# just wondering.....



## OneShotDrop (Nov 20, 2011)

I was curious about something that I thought you guys could help me with. I just purchased a new Sig Sauer 1911 Carry Nightmare. I took it to the range tonight and shot it for the second time.The first time was at my outdoor gun club and tonight was at an indoor range. During the visits I had about 10 out of 100 eject straight into my forehead each trip.Tonight it was enough so that it drew blood and people were wondering what happened. My question is that if this is normal? I have 2 other 1911's and 6 other semi-auto's and have maybe had this happen once or twice in 5 years of shooting. Does it have anything to do with the shorter barrel of this 1911? Does it have something to do with the gun at all or do you think my stance or something changed? I was just looking for some help because I noticed towards the end I even started to flinch when shooting. I'm not sure what is going on and wondering if it something that can be fixed. Thanks for any help you guys can give.


----------



## VAMarine (Dec 25, 2008)

That's typically an extractor and/or ejector issue, contact Sig and get an RMA for your gun and they should be more than willing to fix it under warranty.


----------



## Tip (Aug 22, 2012)

May get better after break-in.
Wife's H&K P30 liked to bang rounds straight back with one certain ammo when new -- after about 200-300 round break-in it no longer does -- pitches over right shoulder no matter what I feed it now.


----------



## chessail77 (Mar 15, 2011)

Doesn't sound right at all, contact Sig customer service......JJ


----------



## rex (Jan 27, 2012)

Like VA said,it's common for extractors to not be tuned nowadays and a search will show you how to do it.This is an internal extractor right,and it has an extended ejector?Sig will fix it if you don't feel comfortable doing it,but it's pretty easy.How many rounds do you have through it so far?


----------



## bassjam04 (Jul 13, 2011)

What VA said-Ive never dealt directly with Sig customer service but a good friend of mine has.They were awesome to deal with and were more than happy to take care of his issue.


----------



## OneShotDrop (Nov 20, 2011)

Thanks for all the help.
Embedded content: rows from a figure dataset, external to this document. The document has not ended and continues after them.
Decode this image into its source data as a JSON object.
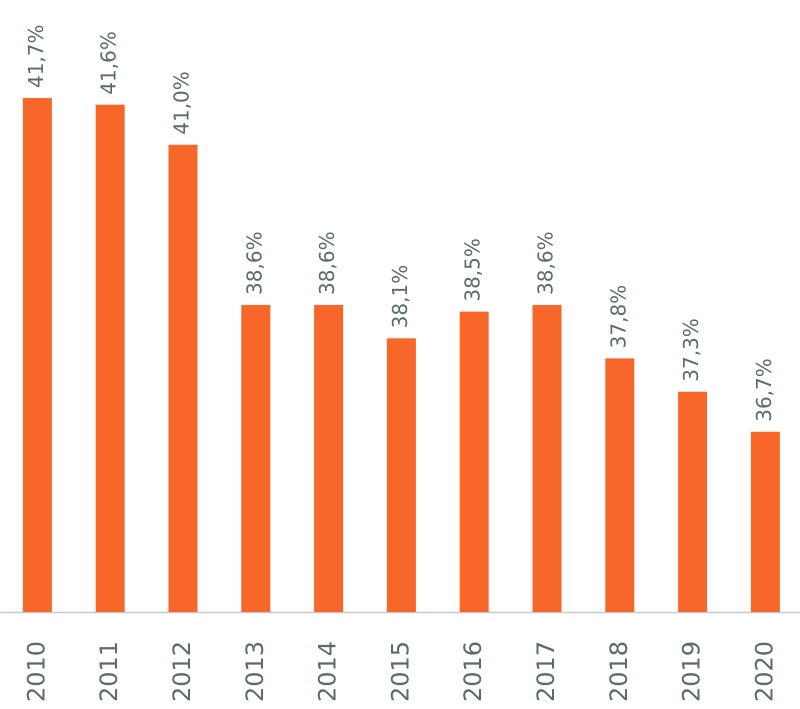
{
  "chart_data": {
    "type": "bar",
    "categories": [
      "2010",
      "2011",
      "2012",
      "2013",
      "2014",
      "2015",
      "2016",
      "2017",
      "2018",
      "2019",
      "2020"
    ],
    "values": [
      41.7,
      41.6,
      41.0,
      38.6,
      38.6,
      38.1,
      38.5,
      38.6,
      37.8,
      37.3,
      36.7
    ],
    "value_labels": [
      "41,7%",
      "41,6%",
      "41,0%",
      "38,6%",
      "38,6%",
      "38,1%",
      "38,5%",
      "38,6%",
      "37,8%",
      "37,3%",
      "36,7%"
    ],
    "color": "#f7672a",
    "ylim": [
      34,
      42
    ]
  }
}
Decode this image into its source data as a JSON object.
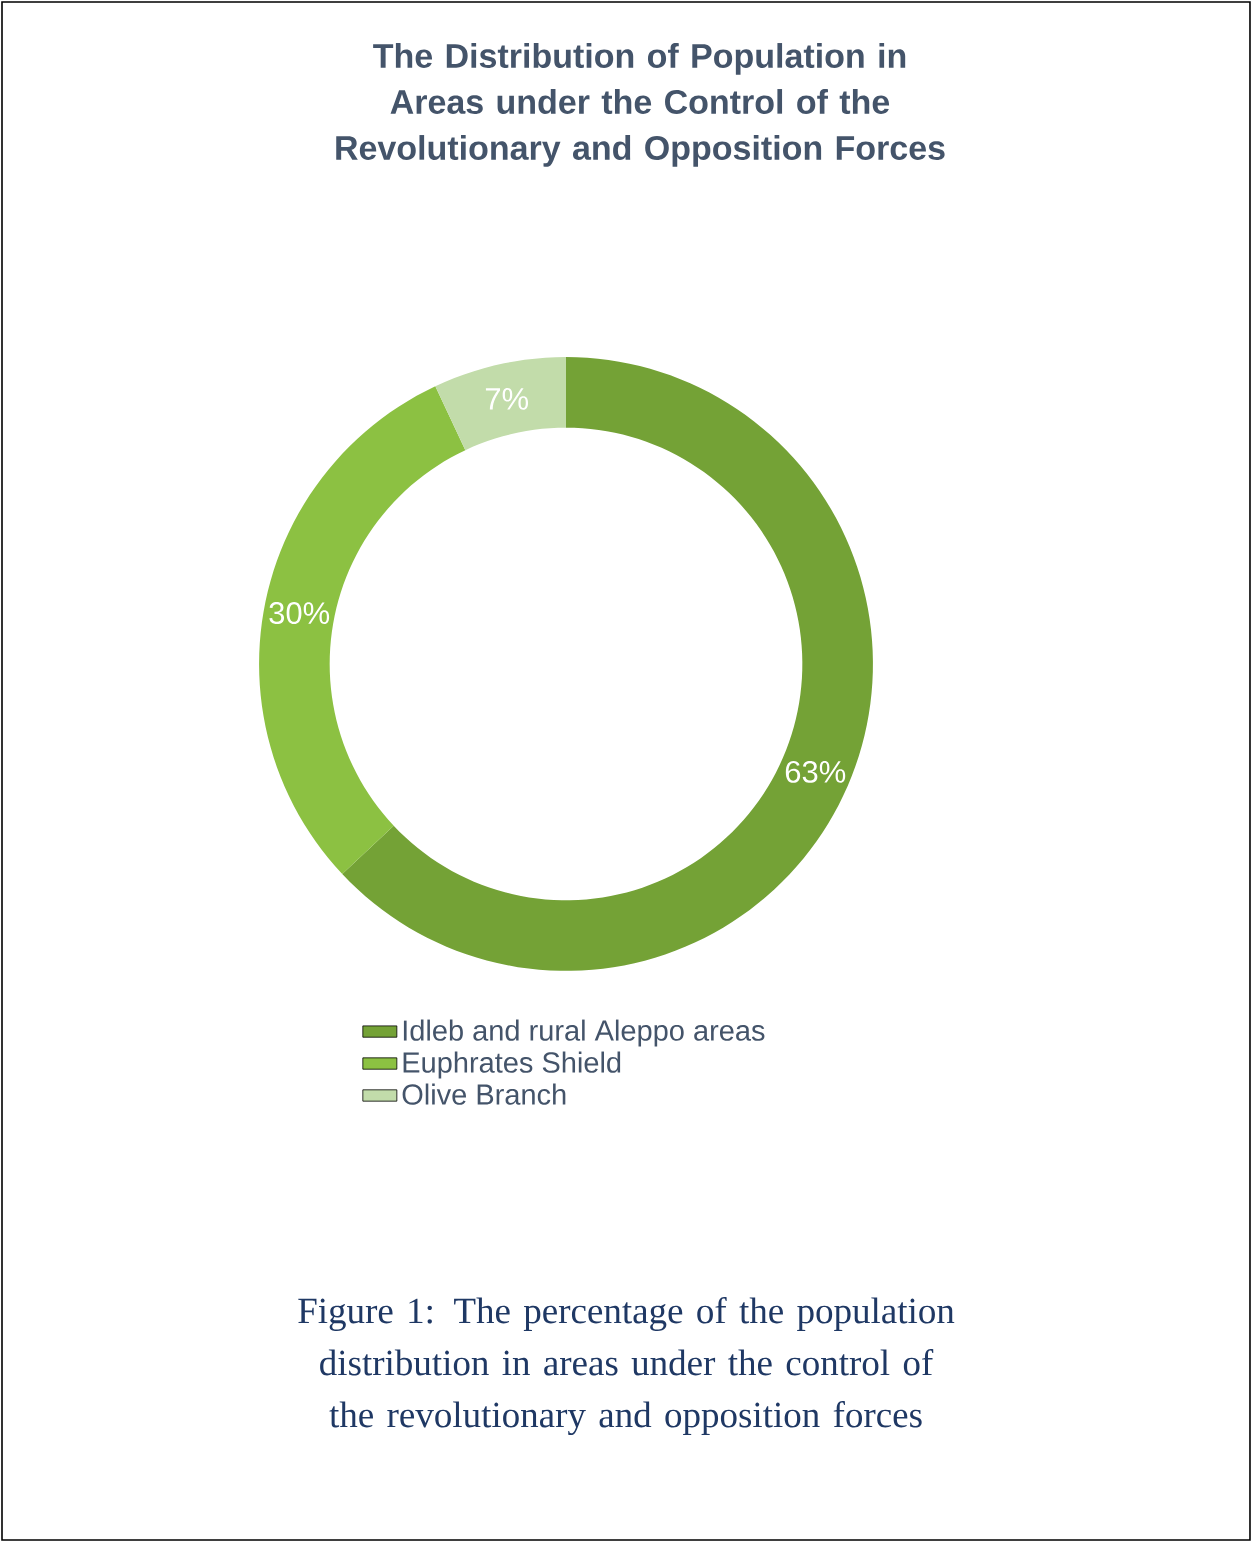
{
  "chart_data": {
    "type": "donut",
    "title": "The Distribution of Population in Areas under the Control of the Revolutionary and Opposition Forces",
    "categories": [
      "Idleb and rural Aleppo areas",
      "Euphrates Shield",
      "Olive Branch"
    ],
    "values": [
      63,
      30,
      7
    ],
    "colors": [
      "#74a236",
      "#8cc142",
      "#c2dcaa"
    ],
    "value_labels": [
      "63%",
      "30%",
      "7%"
    ],
    "legend": "bottom",
    "annotations": [
      "Figure 1: The percentage of the population distribution in areas under the control of the revolutionary and opposition forces"
    ]
  }
}
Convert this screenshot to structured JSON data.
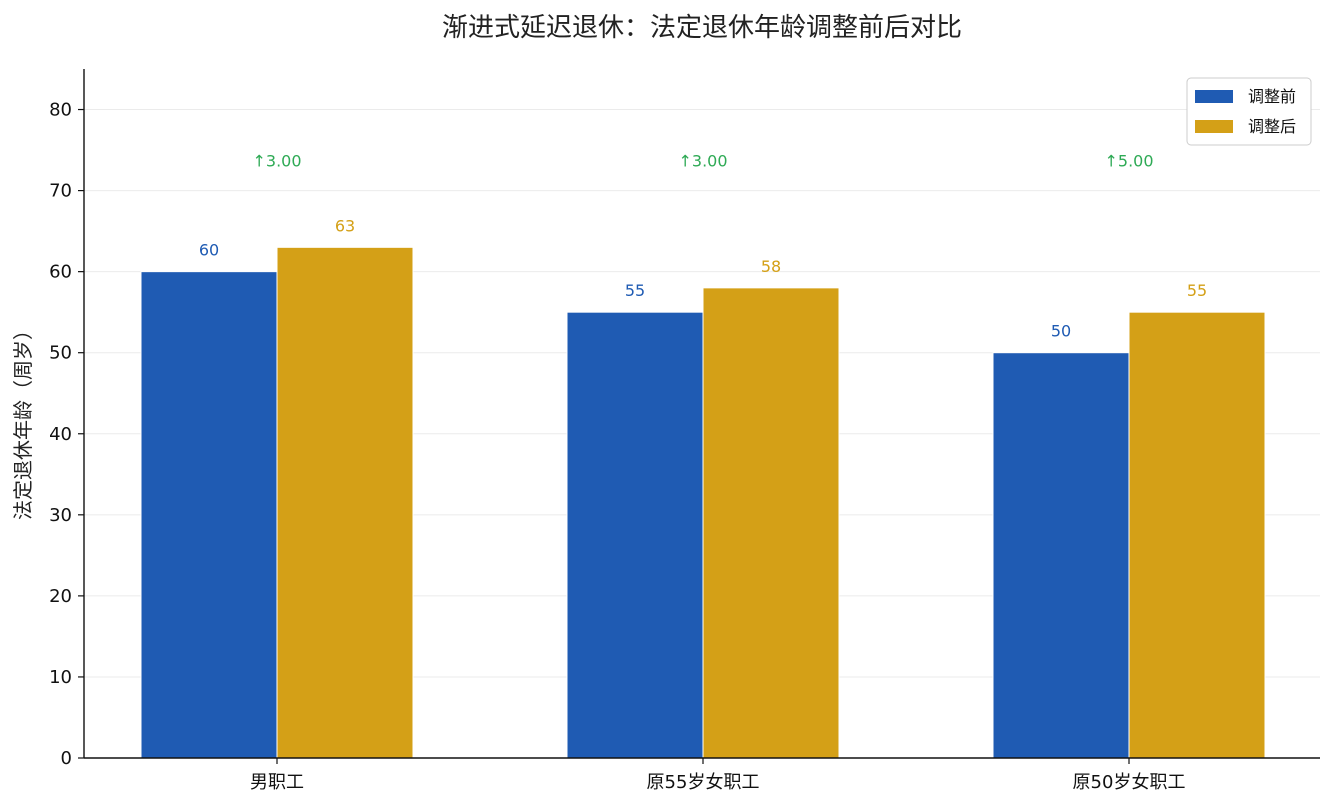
{
  "chart_data": {
    "type": "bar",
    "title": "渐进式延迟退休：法定退休年龄调整前后对比",
    "xlabel": "",
    "ylabel": "法定退休年龄（周岁）",
    "categories": [
      "男职工",
      "原55岁女职工",
      "原50岁女职工"
    ],
    "series": [
      {
        "name": "调整前",
        "values": [
          60,
          55,
          50
        ],
        "color": "#1f5bb3"
      },
      {
        "name": "调整后",
        "values": [
          63,
          58,
          55
        ],
        "color": "#d4a017"
      }
    ],
    "differences": [
      "↑3.00",
      "↑3.00",
      "↑5.00"
    ],
    "difference_color": "#2eaa55",
    "ylim": [
      0,
      85
    ],
    "yticks": [
      0,
      10,
      20,
      30,
      40,
      50,
      60,
      70,
      80
    ],
    "grid": true,
    "legend_position": "top-right"
  }
}
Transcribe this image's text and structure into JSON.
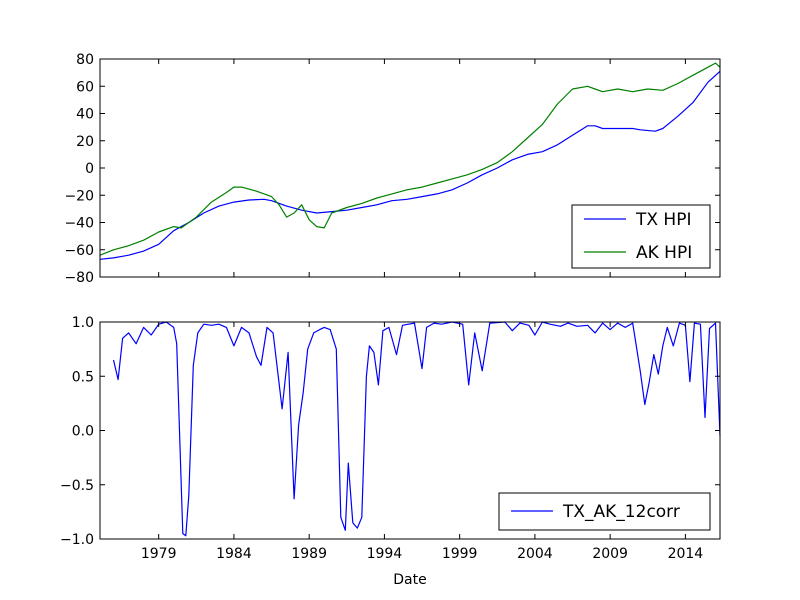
{
  "chart_data": [
    {
      "type": "line",
      "title": "",
      "xlabel": "",
      "ylabel": "",
      "xlim": [
        1975.1,
        2016.3
      ],
      "ylim": [
        -80,
        80
      ],
      "yticks": [
        "−80",
        "−60",
        "−40",
        "−20",
        "0",
        "20",
        "40",
        "60",
        "80"
      ],
      "ytick_values": [
        -80,
        -60,
        -40,
        -20,
        0,
        20,
        40,
        60,
        80
      ],
      "legend_position": "lower-right",
      "series": [
        {
          "name": "TX HPI",
          "color": "#0000ff",
          "points": [
            [
              1975.1,
              -67
            ],
            [
              1976.0,
              -66
            ],
            [
              1977.0,
              -64
            ],
            [
              1978.0,
              -61
            ],
            [
              1979.0,
              -56
            ],
            [
              1980.0,
              -46
            ],
            [
              1981.0,
              -40
            ],
            [
              1982.0,
              -33
            ],
            [
              1983.0,
              -28
            ],
            [
              1984.0,
              -25
            ],
            [
              1985.0,
              -23.5
            ],
            [
              1986.0,
              -23
            ],
            [
              1986.5,
              -24
            ],
            [
              1987.5,
              -28
            ],
            [
              1988.5,
              -31
            ],
            [
              1989.5,
              -33
            ],
            [
              1990.5,
              -32
            ],
            [
              1991.5,
              -31
            ],
            [
              1992.5,
              -29
            ],
            [
              1993.5,
              -27
            ],
            [
              1994.5,
              -24
            ],
            [
              1995.5,
              -23
            ],
            [
              1996.5,
              -21
            ],
            [
              1997.5,
              -19
            ],
            [
              1998.5,
              -16
            ],
            [
              1999.5,
              -11
            ],
            [
              2000.5,
              -5
            ],
            [
              2001.5,
              0
            ],
            [
              2002.5,
              6
            ],
            [
              2003.5,
              10
            ],
            [
              2004.5,
              12
            ],
            [
              2005.5,
              17
            ],
            [
              2006.5,
              24
            ],
            [
              2007.5,
              31
            ],
            [
              2008.0,
              31
            ],
            [
              2008.5,
              29
            ],
            [
              2009.5,
              29
            ],
            [
              2010.5,
              29
            ],
            [
              2011.0,
              28
            ],
            [
              2012.0,
              27
            ],
            [
              2012.5,
              29
            ],
            [
              2013.5,
              38
            ],
            [
              2014.5,
              48
            ],
            [
              2015.5,
              63
            ],
            [
              2016.3,
              71
            ]
          ]
        },
        {
          "name": "AK HPI",
          "color": "#008000",
          "points": [
            [
              1975.1,
              -64
            ],
            [
              1976.0,
              -60
            ],
            [
              1977.0,
              -57
            ],
            [
              1978.0,
              -53
            ],
            [
              1979.0,
              -47
            ],
            [
              1980.0,
              -43
            ],
            [
              1980.5,
              -44
            ],
            [
              1981.5,
              -36
            ],
            [
              1982.5,
              -25
            ],
            [
              1983.5,
              -18
            ],
            [
              1984.0,
              -14
            ],
            [
              1984.5,
              -14
            ],
            [
              1985.5,
              -17
            ],
            [
              1986.5,
              -21
            ],
            [
              1987.0,
              -27
            ],
            [
              1987.5,
              -36
            ],
            [
              1988.0,
              -33
            ],
            [
              1988.5,
              -27
            ],
            [
              1989.0,
              -38
            ],
            [
              1989.5,
              -43
            ],
            [
              1990.0,
              -44
            ],
            [
              1990.5,
              -33
            ],
            [
              1991.5,
              -29
            ],
            [
              1992.5,
              -26
            ],
            [
              1993.5,
              -22
            ],
            [
              1994.5,
              -19
            ],
            [
              1995.5,
              -16
            ],
            [
              1996.5,
              -14
            ],
            [
              1997.5,
              -11
            ],
            [
              1998.5,
              -8
            ],
            [
              1999.5,
              -5
            ],
            [
              2000.5,
              -1
            ],
            [
              2001.5,
              4
            ],
            [
              2002.5,
              12
            ],
            [
              2003.5,
              22
            ],
            [
              2004.5,
              32
            ],
            [
              2005.5,
              47
            ],
            [
              2006.5,
              58
            ],
            [
              2007.5,
              60
            ],
            [
              2008.0,
              58
            ],
            [
              2008.5,
              56
            ],
            [
              2009.5,
              58
            ],
            [
              2010.5,
              56
            ],
            [
              2011.5,
              58
            ],
            [
              2012.5,
              57
            ],
            [
              2013.5,
              62
            ],
            [
              2014.5,
              68
            ],
            [
              2015.5,
              74
            ],
            [
              2016.0,
              77
            ],
            [
              2016.3,
              74
            ]
          ]
        }
      ]
    },
    {
      "type": "line",
      "title": "",
      "xlabel": "Date",
      "ylabel": "",
      "xlim": [
        1975.1,
        2016.3
      ],
      "ylim": [
        -1.0,
        1.0
      ],
      "xticks": [
        "1979",
        "1984",
        "1989",
        "1994",
        "1999",
        "2004",
        "2009",
        "2014"
      ],
      "xtick_values": [
        1979,
        1984,
        1989,
        1994,
        1999,
        2004,
        2009,
        2014
      ],
      "yticks": [
        "−1.0",
        "−0.5",
        "0.0",
        "0.5",
        "1.0"
      ],
      "ytick_values": [
        -1.0,
        -0.5,
        0.0,
        0.5,
        1.0
      ],
      "legend_position": "lower-right",
      "series": [
        {
          "name": "TX_AK_12corr",
          "color": "#0000ff",
          "points": [
            [
              1976.0,
              0.65
            ],
            [
              1976.3,
              0.47
            ],
            [
              1976.6,
              0.85
            ],
            [
              1977.0,
              0.9
            ],
            [
              1977.5,
              0.8
            ],
            [
              1978.0,
              0.95
            ],
            [
              1978.5,
              0.88
            ],
            [
              1979.0,
              0.98
            ],
            [
              1979.5,
              1.0
            ],
            [
              1980.0,
              0.95
            ],
            [
              1980.2,
              0.8
            ],
            [
              1980.6,
              -0.95
            ],
            [
              1980.8,
              -0.97
            ],
            [
              1981.0,
              -0.6
            ],
            [
              1981.3,
              0.6
            ],
            [
              1981.6,
              0.9
            ],
            [
              1982.0,
              0.98
            ],
            [
              1982.5,
              0.97
            ],
            [
              1983.0,
              0.98
            ],
            [
              1983.5,
              0.95
            ],
            [
              1984.0,
              0.78
            ],
            [
              1984.5,
              0.95
            ],
            [
              1985.0,
              0.9
            ],
            [
              1985.5,
              0.68
            ],
            [
              1985.8,
              0.6
            ],
            [
              1986.2,
              0.95
            ],
            [
              1986.6,
              0.9
            ],
            [
              1987.2,
              0.2
            ],
            [
              1987.6,
              0.72
            ],
            [
              1988.0,
              -0.63
            ],
            [
              1988.3,
              0.05
            ],
            [
              1988.6,
              0.35
            ],
            [
              1988.9,
              0.75
            ],
            [
              1989.3,
              0.9
            ],
            [
              1989.7,
              0.93
            ],
            [
              1990.0,
              0.95
            ],
            [
              1990.4,
              0.93
            ],
            [
              1990.8,
              0.75
            ],
            [
              1991.1,
              -0.8
            ],
            [
              1991.4,
              -0.92
            ],
            [
              1991.6,
              -0.3
            ],
            [
              1991.9,
              -0.85
            ],
            [
              1992.2,
              -0.9
            ],
            [
              1992.5,
              -0.8
            ],
            [
              1992.8,
              0.5
            ],
            [
              1993.0,
              0.78
            ],
            [
              1993.3,
              0.72
            ],
            [
              1993.6,
              0.42
            ],
            [
              1993.9,
              0.92
            ],
            [
              1994.3,
              0.95
            ],
            [
              1994.8,
              0.7
            ],
            [
              1995.2,
              0.97
            ],
            [
              1995.6,
              0.98
            ],
            [
              1996.0,
              0.99
            ],
            [
              1996.5,
              0.57
            ],
            [
              1996.8,
              0.95
            ],
            [
              1997.3,
              0.99
            ],
            [
              1997.8,
              0.98
            ],
            [
              1998.5,
              1.0
            ],
            [
              1999.2,
              0.98
            ],
            [
              1999.6,
              0.42
            ],
            [
              2000.0,
              0.9
            ],
            [
              2000.5,
              0.55
            ],
            [
              2001.0,
              0.99
            ],
            [
              2002.0,
              1.0
            ],
            [
              2002.5,
              0.92
            ],
            [
              2003.0,
              0.99
            ],
            [
              2003.6,
              0.97
            ],
            [
              2004.0,
              0.88
            ],
            [
              2004.5,
              1.0
            ],
            [
              2005.0,
              0.98
            ],
            [
              2005.7,
              0.96
            ],
            [
              2006.2,
              0.99
            ],
            [
              2006.8,
              0.96
            ],
            [
              2007.5,
              0.97
            ],
            [
              2008.0,
              0.9
            ],
            [
              2008.5,
              0.99
            ],
            [
              2009.0,
              0.93
            ],
            [
              2009.5,
              0.99
            ],
            [
              2010.0,
              0.95
            ],
            [
              2010.5,
              0.99
            ],
            [
              2011.0,
              0.55
            ],
            [
              2011.3,
              0.24
            ],
            [
              2011.6,
              0.45
            ],
            [
              2011.9,
              0.7
            ],
            [
              2012.2,
              0.52
            ],
            [
              2012.5,
              0.78
            ],
            [
              2012.8,
              0.95
            ],
            [
              2013.2,
              0.78
            ],
            [
              2013.6,
              0.99
            ],
            [
              2014.0,
              0.97
            ],
            [
              2014.3,
              0.45
            ],
            [
              2014.6,
              0.99
            ],
            [
              2015.0,
              0.98
            ],
            [
              2015.3,
              0.12
            ],
            [
              2015.6,
              0.94
            ],
            [
              2016.0,
              0.99
            ],
            [
              2016.3,
              -0.05
            ]
          ]
        }
      ]
    }
  ]
}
I only have about 250-300 rounds through it. I'm going to call Sig's custermer service in the morning and see how to proceed. I wanted a little info before I called them in case it had nothing to do with the gun at all. I'm glad it sounds like something that can be fixed as I really do like the gun.


----------



## rex (Jan 27, 2012)

Let us know the outcome,my bet is too little extractor tension.


----------



## Jrags (Jul 15, 2012)

Any word yet?


----------



## cjs1945 (Nov 26, 2012)

I have a Colt Combat Commander made in 1973 and a Ruger SR1911 and have never had that problem with either one of them, actually i have never had any problems with them.


----------